Predicting Inference-Time Scaling Gains from Labeled Validation-Set Output Statistics
For practitioners selecting language model configurations, this provides a low-cost predictor of inference-time scaling gains, reducing the need for expensive end-to-end evaluation.
The paper identifies a compact set of three features (agreement spread, first-correct-sample position, completion-length variance) that predict best-of-N inference scaling gains with Spearman ρ=0.90, enabling cheap screening of model configurations without running full reward-model scoring.
Best-of-$N$ inference scaling (drawing $N$ candidate answers from a language model and returning the one a reward model ranks highest) improves accuracy by an amount that varies across models, but predicting that amount in advance currently requires running the procedure end-to-end. Prior work links cheap statistics of a model's sampled outputs and validation-set correctness (how often samples agree, how diverse they are, how confident the model is, and where correct samples appear) to model behavior, but does not isolate which of these form a stable, compact predictor of best-of-$N$ gain.

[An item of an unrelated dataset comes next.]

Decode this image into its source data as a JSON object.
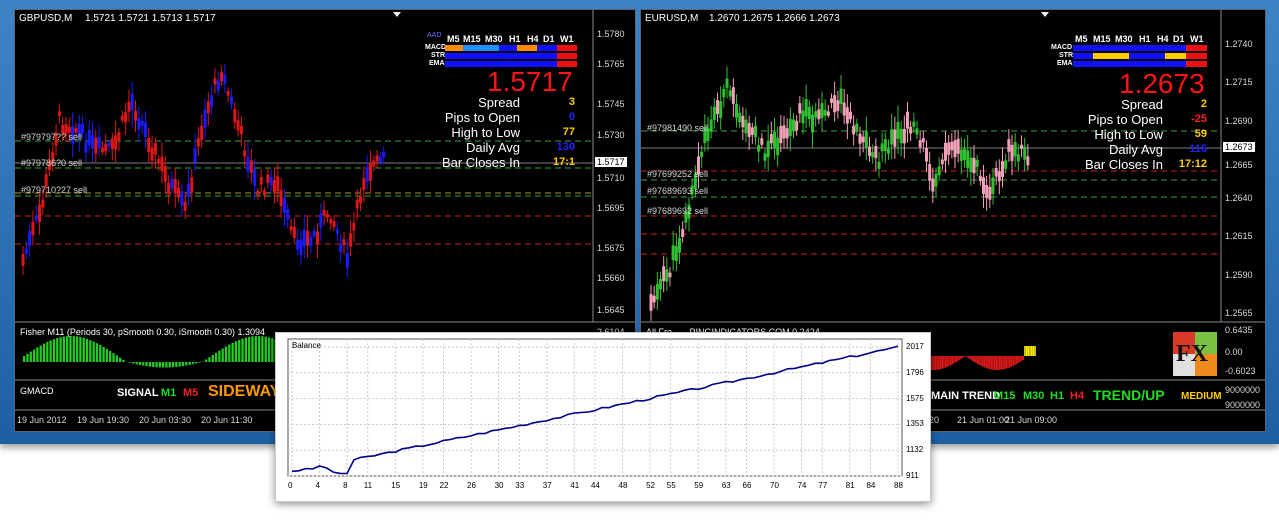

We fit ridge predictors on features computed from a single labeled validation-set sampling pass, use bootstrap-Lasso as a stability analysis of the candidate feature set, and give a concentration analysis with an explicit linear-approximation residual. Across three base-model families, six post-training methods, and math and reasoning task domains, the stability analysis identifies a strict three-feature core spanning prompt-level agreement spread, label-assisted first-correct-sample position, and completion-length variance; a compact ridge predictor built from this core plus an entropy add-on reaches Spearman $ρ= 0.90$ with actual best-of-$N$ gain under a reward-model verifier. The intended use is labeled validation-set screening of candidate configurations before paying the full reward-model scoring cost.